JULY 1975
BY JON SLATTERY
Mail’s bash for Freemantle
Daily Mail editor David English was pictured on the front of Press
Gazette, pedalling a rickshaw down Carmelite Street. The passenger was
foreign editor Brian Freemantle, who was retiring from the paper to
write books. The Mail certainly knew how to throw a leaving bash in
those days. Staff donned fancy dress as English conducted a This Is
Your Life-style farewell to Freemantle.
Diarist Nigel Dempster, wearing mask, cape, tights and a t-shirt
with “Captain Schizoid” emblazoned on it, jumped onto the foreign desk.

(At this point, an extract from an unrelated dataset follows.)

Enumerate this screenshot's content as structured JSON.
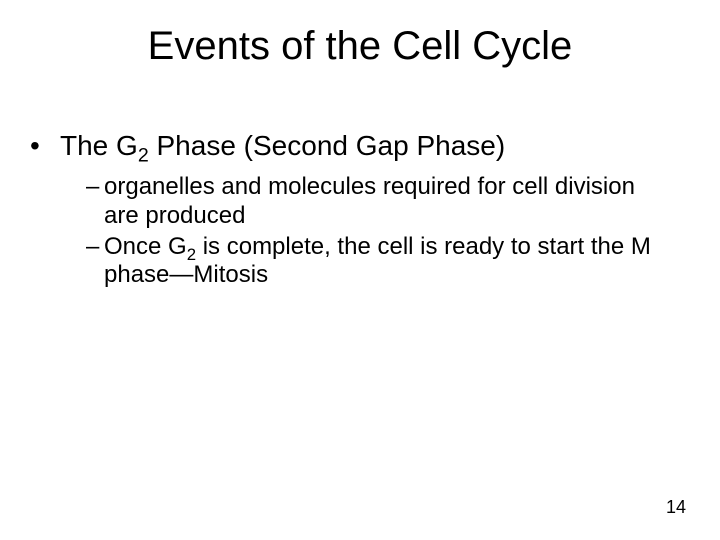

Other staffers dressed variously as the stripper Gypsy Rose Lee,
Vietcong soldiers and British Rail guards. Certainly beats the
traditional carriage clock and a few pints down the office local.
Fleet Street chapels rush to beat 10 per cent ceiling
NUJ chapels in Fleet Street disrupted production of their newspapers
as they tried to negotiate pay increases ahead of plans by the
Government to impose a 10 per cent ceiling on all rises. In these days
of low inflation, the annual pay rises look enormous. Daily Mirror
journalists had turned down an offer of 20 per cent, while The Sunday
Times had accepted 22 per cent and The Times, 17 per cent. Journalists
on The Daily Telegraph and The Sunday Telegraph were demanding a 25 per
cent increase. The negotiations with individual papers came after talks
between the NUJ and the Newspaper Publishers Association had broken
down.
Regional news agencies ask nationals for more
It could be a story written today. Regional news agencies were
complaining about the low rates paid for stories by the national press.
In a letter to national editors, Reuters, the BBC and ITN, leading
agencies complained that they could not continue to provide a
comprehensive news service if rates did not improve. It was signed by,
among others, Raymonds News Agency of Derby, Solent, Caters, Wessex and
the Southern News Service. “This is the first time that such collective
action has been taken,” they wrote. “It is grossly unfair to expect
national calibre stories for less than a fiver.”
MP bugged by magazine
The New Scientist had shown how MPs could be bugged in the House of
Commons. It enlisted the help of MP Jeremy Corbyn, who smuggled a
listening device into Parliament. He then used it to bug a conversation
with another MP, Tom Torney, which was picked up by New Scientist
journalist Enid Broderick 350 yards away on Westminster Bridge. Torney
was not amused. He said although he sympathised with what the magazine
was trying to do, it had gone about it in the wrong way. New Scientist
stressed the purpose was to show that even tight security was no
defence against bugging.
Whoosh – it’s supersonic Womersley
The Daily Mail’s John Womersley became Fleet Street’s first
supersonic news editor when he joined Concorde for its first endurance
flight to Bahrain. Womersley’s copy, based on the outward flight, was
used in the Mail’s first edition under a Bahrain dateline. He was back
in time to file from Heathrow for a report which went into the Mail’s
third edition. “It seemed remarkable that in seven hours 43 minutes of
flying time we had been 7,000 miles, when you consider it could take
longer to get a reporter from London to the West Country,” he said.
New magazine for pub landlords
Parkway Publications announced it was planning to launch The
Publican in September as a monthly magazine. The Publican is now a
weekly and was recently sold by Quantum to UBM for more than £20m.